Pour un amateur de SF, l'histoire ne présentera guère de surprise. Dès la première planche, le lecteur s'imaginera être dans un vaisseau spatial, et à chaque nouvelle étape de la découverte, il ne lui sera pas difficile de deviner la suite avant mêle le protagoniste. L'intérêt de l'album réside donc ailleurs. Essentiellement dans une ambiance particulière, qui suscite un certain malaise, une certaine fascination. La fascination de l'être naissant confronté aux mystères de son univers et de ses propres origines, de l'humain qui oscille entre savoir et délire, qui prend conscience à la fois de son néant et de son pouvoir sur la matière, qui sombre peu à peu dans une folie existentielle. Cette ambiance est bien sûr en grand partie due au dessin sombre et tourmenté de Stéphane Douay, qui peint avec cruauté cet être chétif, aux orbites creuses, que viendra bientôt flétrir le temps qui passe. La première planche le montre en position foetale, la deuxième baignant dans l'eau, la troisième tombant dans un conduit obscur, se raccrochant à un cordon rose, manifestement « ombilical »... L'illustration métaphorique de sa naissance est évidente et le dessin continuera ainsi à figurer la vie d'un homme à travers ses grandes étapes.
Si l'on n'est pas sensible à cette ambiance, on pourra trouver l'album plutôt vide, d'autant plus que la fin demeure ouverte — deux tomes sont à venir mais annoncés comme des « histoires indépendantes ». Les lecteurs appréciant les scénarios bien carrés et les aventures solidement charpentées resteront sans doute sur leur faim.

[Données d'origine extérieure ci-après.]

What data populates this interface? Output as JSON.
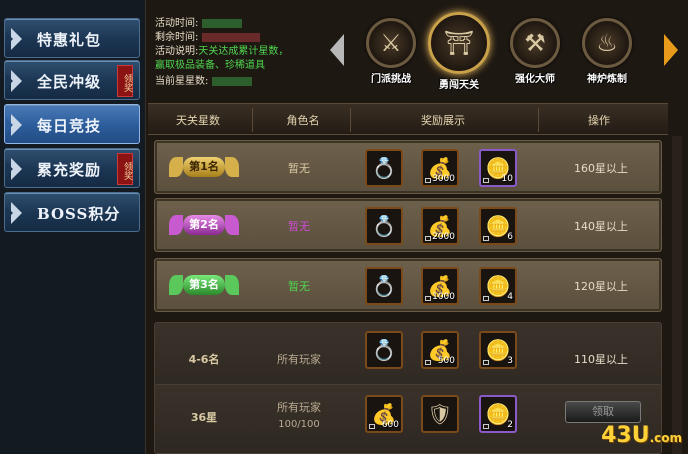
{
  "sidebar": {
    "items": [
      {
        "label": "特惠礼包",
        "badge": ""
      },
      {
        "label": "全民冲级",
        "badge": "领奖"
      },
      {
        "label": "每日竞技",
        "badge": ""
      },
      {
        "label": "累充奖励",
        "badge": "领奖"
      },
      {
        "label": "BOSS积分",
        "badge": ""
      }
    ],
    "active_index": 2
  },
  "activity": {
    "time_label": "活动时间:",
    "remaining_label": "剩余时间:",
    "desc_label": "活动说明:",
    "desc_line1": "天关达成累计星数，",
    "desc_line2": "赢取极品装备、珍稀道具",
    "stars_label": "当前星星数:"
  },
  "modes": [
    {
      "label": "门派挑战",
      "icon": "crossed-swords-icon"
    },
    {
      "label": "勇闯天关",
      "icon": "gate-tower-icon"
    },
    {
      "label": "强化大师",
      "icon": "anvil-icon"
    },
    {
      "label": "神炉炼制",
      "icon": "furnace-icon"
    }
  ],
  "active_mode_index": 1,
  "table": {
    "headers": [
      "天关星数",
      "角色名",
      "奖励展示",
      "操作"
    ]
  },
  "rows": [
    {
      "rank": "第1名",
      "name": "暂无",
      "name_color": "#e6dcc6",
      "requirement": "160星以上",
      "rewards": [
        {
          "icon": "ring-icon",
          "count": ""
        },
        {
          "icon": "gold-ingot-icon",
          "count": "3000"
        },
        {
          "icon": "gold-bar-icon",
          "count": "10"
        }
      ]
    },
    {
      "rank": "第2名",
      "name": "暂无",
      "name_color": "#d04ad6",
      "requirement": "140星以上",
      "rewards": [
        {
          "icon": "ring-icon",
          "count": ""
        },
        {
          "icon": "gold-ingot-icon",
          "count": "2000"
        },
        {
          "icon": "gold-bar-icon",
          "count": "6"
        }
      ]
    },
    {
      "rank": "第3名",
      "name": "暂无",
      "name_color": "#4fd64f",
      "requirement": "120星以上",
      "rewards": [
        {
          "icon": "ring-icon",
          "count": ""
        },
        {
          "icon": "gold-ingot-icon",
          "count": "1000"
        },
        {
          "icon": "gold-bar-icon",
          "count": "4"
        }
      ]
    },
    {
      "rank": "4-6名",
      "name": "所有玩家",
      "name_color": "#b8ab90",
      "requirement": "110星以上",
      "rewards": [
        {
          "icon": "ring-icon",
          "count": ""
        },
        {
          "icon": "gold-ingot-icon",
          "count": "500"
        },
        {
          "icon": "gold-bar-icon",
          "count": "3"
        }
      ]
    },
    {
      "rank": "36星",
      "name": "所有玩家",
      "name_sub": "100/100",
      "name_color": "#b8ab90",
      "button": "领取",
      "rewards": [
        {
          "icon": "gold-ingot-icon",
          "count": "600"
        },
        {
          "icon": "gem-shield-icon",
          "count": ""
        },
        {
          "icon": "gold-bar-icon",
          "count": "2"
        }
      ]
    }
  ],
  "watermark": {
    "main": "43U",
    "suffix": ".com"
  }
}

En revanche, d'autres apprécieront cette curieuse errance où l'on devine une allégorie à plusieurs facettes, ainsi que cette mise en abyme de la fresque qui constitue une bande dessinée dans la bande dessinée. Voilà donc le genre d'album qu'il est difficile de conseiller ou de déconseiller tant il fait appel à la sensibilité de chaque lecteur. Le chroniqueur ne peut qu'en souligner l'atmosphère originale et inviter chacun à se faire sa propre opinion en tentant le voyage.